Sara May Vézeau , une jeune fille de 15 ans qui rêve de faire carrière dans la chanson.
(Photo:Roger Lacoste)
Sara May Vézeau, l’ange de Grégory
Sara May Vézeau. Un nom à retenir. À 15 ans, cette jeune repentignoise a été choisie pour être l’un des six anges de Grégory Charles sur le nouvel album « Les Anges ».
L’album « Les anges » est un projet mettant en vedette le célèbre Grégory au piano accompagné de six jeunes âgées de 11 à 15 ans.
Au début de l’année 2007, Grégory Charles et son équipe se sont mis à la recherche de jeunes garçons et jeunes filles ayant de véritables voix d’anges, emplies de pureté et d’émotions. L’enregistrement d’un album en était le but, mais le projet est demeuré bien secret jusqu’à la toute dernière minute. L’équipe de Grégory s’est contenté d’annoncer des auditions mentionnant que l’on recherchait des voix d’anges. Trois cent jeunes ont accouru aux auditions. Après une première sélection de 40 jeunes, six ont finalement été retenus. Sara May fait partie de ces six candidats retenus. « Quand j’ai appris la nouvelle, j’ai pleuré », confie Sara May, en entrevue. « On sent que nos efforts n’ont pas servi à rien.»
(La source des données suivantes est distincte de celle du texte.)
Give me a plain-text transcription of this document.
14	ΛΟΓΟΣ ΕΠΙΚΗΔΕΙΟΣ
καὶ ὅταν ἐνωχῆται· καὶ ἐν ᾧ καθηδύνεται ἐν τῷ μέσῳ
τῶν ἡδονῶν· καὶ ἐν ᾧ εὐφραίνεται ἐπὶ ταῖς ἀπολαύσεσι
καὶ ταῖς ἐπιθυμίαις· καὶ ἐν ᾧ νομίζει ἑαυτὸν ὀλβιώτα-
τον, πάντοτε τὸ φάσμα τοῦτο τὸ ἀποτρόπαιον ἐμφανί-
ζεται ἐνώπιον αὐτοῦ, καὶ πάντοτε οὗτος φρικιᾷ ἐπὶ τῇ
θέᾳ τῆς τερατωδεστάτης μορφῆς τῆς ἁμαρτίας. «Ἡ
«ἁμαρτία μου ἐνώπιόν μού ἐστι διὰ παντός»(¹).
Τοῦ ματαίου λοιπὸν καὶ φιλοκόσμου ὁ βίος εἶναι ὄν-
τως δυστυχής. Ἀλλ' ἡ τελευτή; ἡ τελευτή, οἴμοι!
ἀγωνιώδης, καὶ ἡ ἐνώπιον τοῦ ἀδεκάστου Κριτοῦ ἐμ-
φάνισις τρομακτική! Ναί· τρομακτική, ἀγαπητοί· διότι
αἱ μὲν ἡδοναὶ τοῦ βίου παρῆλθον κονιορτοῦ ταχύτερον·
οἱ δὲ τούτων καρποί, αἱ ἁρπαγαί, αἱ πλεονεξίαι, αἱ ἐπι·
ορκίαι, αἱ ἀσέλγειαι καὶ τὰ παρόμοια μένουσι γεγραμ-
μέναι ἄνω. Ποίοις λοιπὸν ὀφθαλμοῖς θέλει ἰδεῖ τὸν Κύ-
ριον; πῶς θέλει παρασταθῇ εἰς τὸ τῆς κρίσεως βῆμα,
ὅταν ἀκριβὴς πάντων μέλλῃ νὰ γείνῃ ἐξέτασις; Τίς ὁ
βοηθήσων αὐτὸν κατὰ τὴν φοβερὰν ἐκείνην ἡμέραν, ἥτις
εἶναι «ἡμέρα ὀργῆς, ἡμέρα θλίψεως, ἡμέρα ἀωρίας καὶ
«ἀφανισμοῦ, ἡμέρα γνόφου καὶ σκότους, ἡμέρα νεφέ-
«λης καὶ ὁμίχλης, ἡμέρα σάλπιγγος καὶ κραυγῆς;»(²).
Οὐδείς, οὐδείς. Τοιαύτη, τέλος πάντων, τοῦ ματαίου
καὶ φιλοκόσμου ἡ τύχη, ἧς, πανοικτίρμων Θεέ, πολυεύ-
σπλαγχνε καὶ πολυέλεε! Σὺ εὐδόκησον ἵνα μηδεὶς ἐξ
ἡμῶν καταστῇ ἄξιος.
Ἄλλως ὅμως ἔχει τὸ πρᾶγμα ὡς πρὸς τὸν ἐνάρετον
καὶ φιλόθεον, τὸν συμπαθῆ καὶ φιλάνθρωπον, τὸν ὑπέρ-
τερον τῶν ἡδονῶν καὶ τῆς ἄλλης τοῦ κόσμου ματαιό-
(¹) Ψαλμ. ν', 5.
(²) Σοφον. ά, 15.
Les siens du moins. Car la jeune Sara May travaille fort pour se faire une place au soleil dans le monde la chanson. Depuis l’âge de cinq ans, elle suit des cours de chant. Et l’idée ne vient pas de maman mais bien d’elle. « Sara May a toujours aimé chanté, raconte maman Ghyslaine. Elle m’est arrivée comme ça, un jour, en me disant qu’elle voulait suivre des cours de chant. » Un enfant précoce et éveillé. Et la belle aux yeux bridés ne lâche pas. D’autres cours suivront avec l’apprentissage de techniques vocales précises. Son but? Un brin timide, elle hésite à la dire. Mais lorsqu’elle affirme que Céline Dion est son idole, on s’en doute un peu. « The sky is the limit.» Si sa formation vocale a bien préparé sa voix grave et forte à interpréter les mélodies les plus trébuchantes, elle lui a donné une grande confiance en elle. Un atout majeur dans ce métier, on en conviendra. Comme le désir d’apprendre et d’être encore meilleure. Une perfectionniste, Sara May. Depuis sa première année de secondaire, elle étudie à L’école Armand-Corbeil, à Terrebonne, une institution offrant un programme d’art dramatique. À l’aide de ses cours de diction et de jeu, elle se prépare pour la scène. Ambitieuse, elle pense à tout. Il y a effectivement de la graine de Céline dans cette jeune fille bien décidée. « Je veux être chanteuse, je veux être à l’aise sur scène », annonce Sara May, le regard allumé.
En 2006, elle participe au Téléthon Enfant soleil et se classe en septième place parmi tous les interprètes présents. Elle a aussi pris part au Gala Révélation où elle a terminé comme quatrième finaliste. Sympathique, bavarde, elle cache difficilement sa fierté.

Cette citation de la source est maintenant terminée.